In this multicenter longitudinal study, data from the Spanish Register in AS (AEU-PIEM/2014/0001) were reviewed. The study focused on a cohort of AS patients registered between 2014 and 2019, featuring open inclusion criteria and diverse follow-up strategies.
A total of 3315 AS patients were recruited, with 2881 and 434 categorized into the low and intermediate risk groups based on NCCN grouping at inclusion. The median age was 67 years, and only 11% underwent diagnostic biopsy guided by MRI. The median time between follow-up visits was 6.03 months. Over a median follow-up of 62 months (Q1-3: 43.78-85.58), 37% remained in AS, while 8% transitioned to watchful waiting due to aging or intercurrent disease. Death occurred in 199 (6%) of patients, with 3 due to prostate cancer progression and 196 attributed to other causes. At 2 and 5 years, pathological progression-free survival, metastasis-free survival, and active treatment-free survival were 68% and 51%, 99% and 99%, and 70% and 50%, respectively.

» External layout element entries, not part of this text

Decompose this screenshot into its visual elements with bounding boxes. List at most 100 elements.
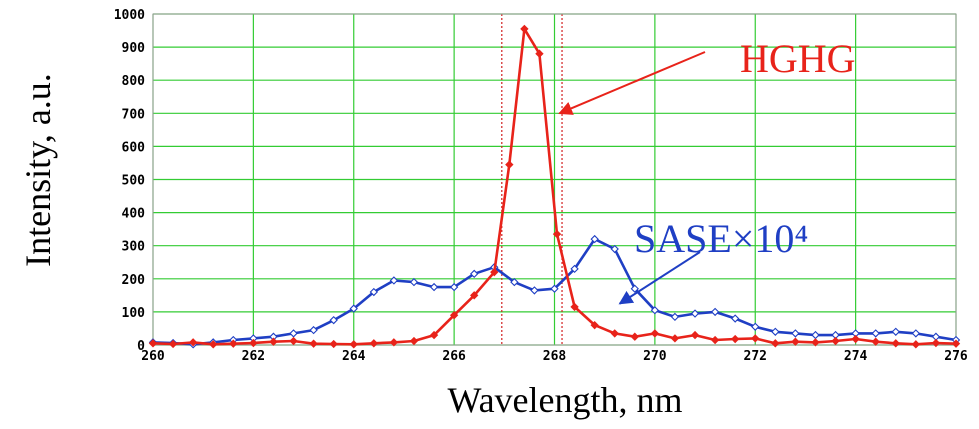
y-tick-label: 1000 (114, 8, 145, 23)
sase-point (470, 269, 479, 279)
sase-point (630, 284, 639, 293)
hghg-point (831, 336, 840, 346)
hghg-point (931, 338, 941, 348)
hghg-point (269, 337, 278, 346)
hghg-point (409, 336, 419, 346)
x-tick-label: 272 (744, 349, 767, 364)
sase-label: SASE×10⁴ (634, 216, 808, 261)
sase-point (771, 327, 780, 336)
sase-point (510, 277, 519, 287)
y-axis-title: Intensity, a.u. (18, 73, 58, 267)
sase-point (590, 234, 599, 244)
y-tick-label: 300 (122, 240, 146, 255)
hghg-point (329, 339, 338, 349)
y-tick-labels: 0 100 200 300 400 500 600 700 800 900 1000 (114, 8, 145, 354)
y-tick-label: 700 (122, 107, 146, 122)
sase-point (449, 282, 459, 292)
hghg-label: HGHG (740, 36, 856, 81)
hghg-point (449, 311, 459, 320)
hghg-point (911, 340, 921, 349)
hghg-point (490, 268, 499, 277)
sase-point (710, 307, 720, 317)
hghg-point (730, 334, 740, 344)
sase-arrow (618, 251, 701, 305)
hghg-point (520, 24, 529, 34)
y-tick-label: 400 (122, 207, 146, 222)
hghg-point (429, 330, 439, 340)
x-tick-label: 270 (643, 349, 667, 364)
y-tick-label: 800 (122, 74, 146, 89)
hghg-point (951, 339, 961, 348)
hghg-point (891, 339, 900, 348)
y-tick-label: 0 (137, 339, 145, 354)
plot-frame (152, 13, 957, 346)
sase-point (670, 312, 680, 322)
hghg-point (188, 338, 198, 347)
x-tick-label: 274 (844, 349, 868, 364)
hghg-point (771, 339, 780, 348)
sase-point (550, 284, 559, 293)
hghg-point (851, 334, 860, 344)
y-tick-label: 900 (122, 41, 146, 56)
hghg-point (349, 340, 358, 349)
hghg-arrow (558, 51, 706, 115)
sase-point (409, 277, 419, 287)
x-tick-label: 266 (442, 349, 466, 364)
sase-point (349, 304, 358, 313)
y-tick-label: 200 (122, 273, 146, 288)
sase-point (650, 306, 660, 315)
hghg-point (670, 334, 680, 343)
hghg-point (710, 335, 720, 345)
sase-point (751, 322, 760, 331)
sase-point (309, 325, 318, 335)
x-axis-title: Wavelength, nm (447, 380, 682, 420)
sase-point (570, 264, 579, 274)
x-tick-label: 268 (543, 349, 567, 364)
y-tick-label: 600 (122, 140, 146, 155)
hghg-point (148, 339, 158, 348)
sase-point (289, 329, 298, 338)
sase-point (429, 282, 439, 292)
hghg-point (650, 329, 660, 338)
x-tick-labels: 260 262 264 266 268 270 272 274 276 (141, 349, 968, 364)
hghg-point (535, 49, 544, 58)
annotations: HGHG SASE×10⁴ (558, 36, 856, 305)
sase-point (369, 287, 379, 297)
hghg-point (389, 338, 399, 347)
hghg-point (229, 339, 238, 348)
sase-point (610, 244, 619, 254)
sase-point (690, 309, 700, 318)
vertical-marker-lines (501, 14, 563, 345)
hghg-point (590, 320, 599, 330)
y-tick-label: 100 (122, 306, 146, 321)
hghg-point (249, 338, 258, 348)
hghg-point (610, 329, 619, 338)
sase-point (811, 330, 820, 340)
hghg-point (690, 330, 700, 340)
y-tick-label: 500 (122, 174, 146, 189)
sase-point (791, 329, 800, 338)
hghg-point (209, 340, 218, 349)
hghg-point (811, 338, 820, 347)
x-tick-label: 276 (944, 349, 968, 364)
sase-point (329, 315, 338, 325)
hghg-point (168, 339, 178, 349)
hghg-point (630, 332, 639, 341)
hghg-point (289, 336, 298, 346)
hghg-point (751, 334, 760, 343)
x-tick-label: 262 (242, 349, 265, 364)
series-hghg (148, 24, 961, 349)
hghg-point (871, 337, 880, 346)
sase-point (871, 329, 880, 338)
sase-point (530, 286, 539, 295)
sase-point (389, 276, 399, 285)
hghg-point (369, 339, 379, 348)
x-tick-label: 264 (342, 349, 366, 364)
sase-point (891, 327, 900, 336)
sase-point (730, 314, 740, 323)
series-layer (148, 24, 961, 349)
hghg-point (470, 291, 479, 300)
hghg-point (791, 337, 800, 346)
sase-point (911, 329, 921, 338)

Midterm oncological outcomes of AS in Spain align with major international series. We denote underuse of guideline recommendations such as use of MRI or TP Bx for initial PCa characterization. Collaborative efforts are crucial in the search for algorithms, new imaging, or biomarkers to refine indications and transition to active treatments.
ClinicalTrials.gov identifier: NCT02865330.

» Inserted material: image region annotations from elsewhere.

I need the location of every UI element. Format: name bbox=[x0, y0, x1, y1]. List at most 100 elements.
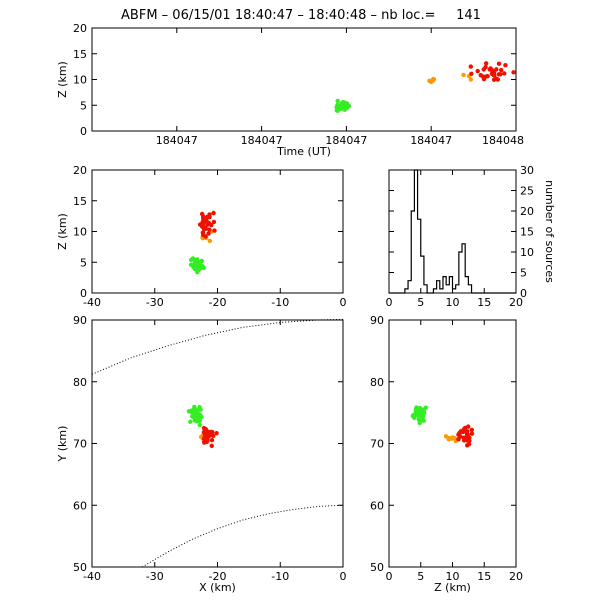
x-tick-label: 10 bbox=[446, 570, 460, 583]
source-point bbox=[420, 417, 425, 423]
source-point bbox=[465, 424, 471, 429]
source-point bbox=[195, 269, 200, 275]
y-axis-label: Z (km) bbox=[56, 213, 69, 250]
source-point bbox=[334, 104, 339, 110]
x-axis-label: Time (UT) bbox=[276, 145, 331, 158]
histogram-bin bbox=[440, 289, 443, 293]
source-point bbox=[475, 68, 480, 74]
source-point bbox=[209, 437, 215, 443]
source-point bbox=[469, 427, 475, 433]
y-tick-label: 10 bbox=[73, 226, 87, 239]
source-point bbox=[489, 67, 495, 73]
source-point bbox=[481, 76, 487, 82]
x-z-panel: 0 5 10 15 20 -40 -30 -20 -10 0 Z (km) bbox=[56, 164, 347, 309]
source-point bbox=[211, 210, 216, 216]
y-tick-label: 5 bbox=[80, 256, 87, 269]
x-tick-label: 5 bbox=[417, 296, 424, 309]
source-point bbox=[511, 70, 516, 75]
histogram-bin bbox=[453, 289, 456, 293]
source-point bbox=[483, 64, 488, 70]
source-point bbox=[206, 231, 211, 236]
source-point bbox=[343, 101, 348, 107]
y-tick-label: 15 bbox=[520, 226, 534, 239]
y-axis-label: Y (km) bbox=[56, 426, 69, 463]
source-point bbox=[483, 61, 489, 66]
x-tick-label: 184047 bbox=[241, 134, 283, 147]
y-tick-label: 5 bbox=[80, 99, 87, 112]
x-tick-label: -40 bbox=[83, 296, 101, 309]
source-point bbox=[452, 436, 458, 441]
source-point bbox=[417, 420, 422, 426]
source-point bbox=[197, 418, 202, 423]
y-tick-label: 10 bbox=[73, 74, 87, 87]
source-point bbox=[485, 74, 490, 79]
source-point bbox=[200, 221, 206, 226]
y-tick-label: 5 bbox=[520, 267, 527, 280]
y-tick-label: 80 bbox=[73, 376, 87, 389]
source-point bbox=[207, 214, 212, 220]
x-tick-label: 10 bbox=[446, 296, 460, 309]
time-height-panel: 0 5 10 15 20 184047 184047 184047 184047 184048 Ti… bbox=[56, 22, 524, 158]
source-point bbox=[207, 227, 212, 232]
source-point bbox=[430, 76, 436, 82]
source-point bbox=[464, 435, 470, 440]
source-point bbox=[211, 219, 217, 225]
x-tick-label: 0 bbox=[386, 296, 393, 309]
y-tick-label: 20 bbox=[73, 22, 87, 35]
y-tick-label: 60 bbox=[370, 499, 384, 512]
x-tick-label: 184048 bbox=[482, 134, 524, 147]
y-tick-label: 10 bbox=[520, 246, 534, 259]
source-point bbox=[468, 64, 474, 69]
histogram-outline bbox=[389, 169, 516, 294]
y-axis-label: number of sources bbox=[543, 180, 556, 283]
y-tick-label: 30 bbox=[520, 164, 534, 177]
source-point bbox=[469, 431, 475, 436]
source-point bbox=[209, 443, 214, 449]
x-tick-label: -20 bbox=[209, 570, 227, 583]
y-tick-label: 15 bbox=[73, 48, 87, 61]
source-point bbox=[199, 211, 205, 217]
source-point bbox=[211, 433, 216, 439]
source-point bbox=[188, 262, 194, 267]
y-axis-label: Z (km) bbox=[56, 61, 69, 98]
source-point bbox=[191, 409, 197, 415]
source-point bbox=[194, 257, 200, 262]
source-point bbox=[202, 225, 208, 230]
x-tick-label: 184047 bbox=[325, 134, 367, 147]
source-point bbox=[496, 61, 502, 66]
height-histogram-panel: 0 5 10 15 20 25 30 0 5 10 15 20 number of sources bbox=[386, 164, 557, 309]
source-point bbox=[493, 76, 499, 81]
y-tick-label: 0 bbox=[520, 287, 527, 300]
source-point bbox=[461, 427, 466, 432]
x-y-panel: 50 60 70 80 90 -40 -30 -20 -10 0 X (km) Y (km) bbox=[56, 314, 347, 594]
source-point bbox=[464, 443, 470, 448]
source-point bbox=[337, 103, 343, 108]
x-tick-label: 184047 bbox=[156, 134, 198, 147]
range-ring bbox=[91, 318, 344, 375]
x-tick-label: 0 bbox=[340, 296, 347, 309]
x-axis-label: Z (km) bbox=[434, 581, 471, 594]
x-tick-label: -10 bbox=[271, 570, 289, 583]
x-tick-label: 15 bbox=[477, 296, 491, 309]
source-point bbox=[414, 408, 420, 413]
y-tick-label: 20 bbox=[73, 164, 87, 177]
source-point bbox=[206, 220, 212, 226]
x-axis-label: X (km) bbox=[199, 581, 236, 594]
x-tick-label: 20 bbox=[509, 296, 523, 309]
y-tick-label: 15 bbox=[73, 195, 87, 208]
x-tick-label: 0 bbox=[340, 570, 347, 583]
x-tick-label: -30 bbox=[146, 296, 164, 309]
source-point bbox=[494, 67, 499, 72]
figure-title: ABFM – 06/15/01 18:40:47 – 18:40:48 – nb… bbox=[121, 8, 481, 23]
source-point bbox=[209, 429, 214, 435]
x-tick-label: 0 bbox=[386, 570, 393, 583]
source-point bbox=[461, 438, 467, 443]
source-point bbox=[188, 419, 193, 424]
range-ring bbox=[141, 504, 344, 568]
source-point bbox=[212, 228, 217, 233]
y-tick-label: 80 bbox=[370, 376, 384, 389]
y-tick-label: 50 bbox=[73, 561, 87, 574]
x-tick-label: 5 bbox=[417, 570, 424, 583]
x-tick-label: 184047 bbox=[410, 134, 452, 147]
source-point bbox=[207, 238, 212, 244]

在这项多中心纵向研究中,对西班牙强直性脊柱炎登记处(AEU - PIEM/2014/0001)的数据进行了回顾。该研究聚焦于2014年至2019年登记的一组强直性脊柱炎患者,纳入标准开放且随访策略多样。
共招募了3315例强直性脊柱炎患者,根据纳入时的NCCN分组,2881例和434例分别归入低风险和中风险组。中位年龄为67岁,仅11%的患者在MRI引导下进行了诊断性活检。随访就诊之间的中位时间为6.03个月。在中位随访62个月(第一四分位数 - 第三四分位数:43.78 - 85.58)期间,37%的患者仍处于强直性脊柱炎状态,而8%的患者因年龄增长或并发疾病转为观察等待。199例(6%)患者死亡,其中3例死于前列腺癌进展,196例归因于其他原因。在2年和5年时,无病理进展生存率、无转移生存率和无积极治疗生存率分别为68%和51%、99%和99%、70%和50%。
西班牙强直性脊柱炎的中期肿瘤学结果与主要国际系列研究一致。我们注意到在初始前列腺癌特征描述中,如使用MRI或穿刺活检等指南推荐未得到充分应用。在寻找算法、新的影像学检查或生物标志物以完善适应症并转向积极治疗方面,合作努力至关重要。
ClinicalTrials.gov标识符:NCT02865330。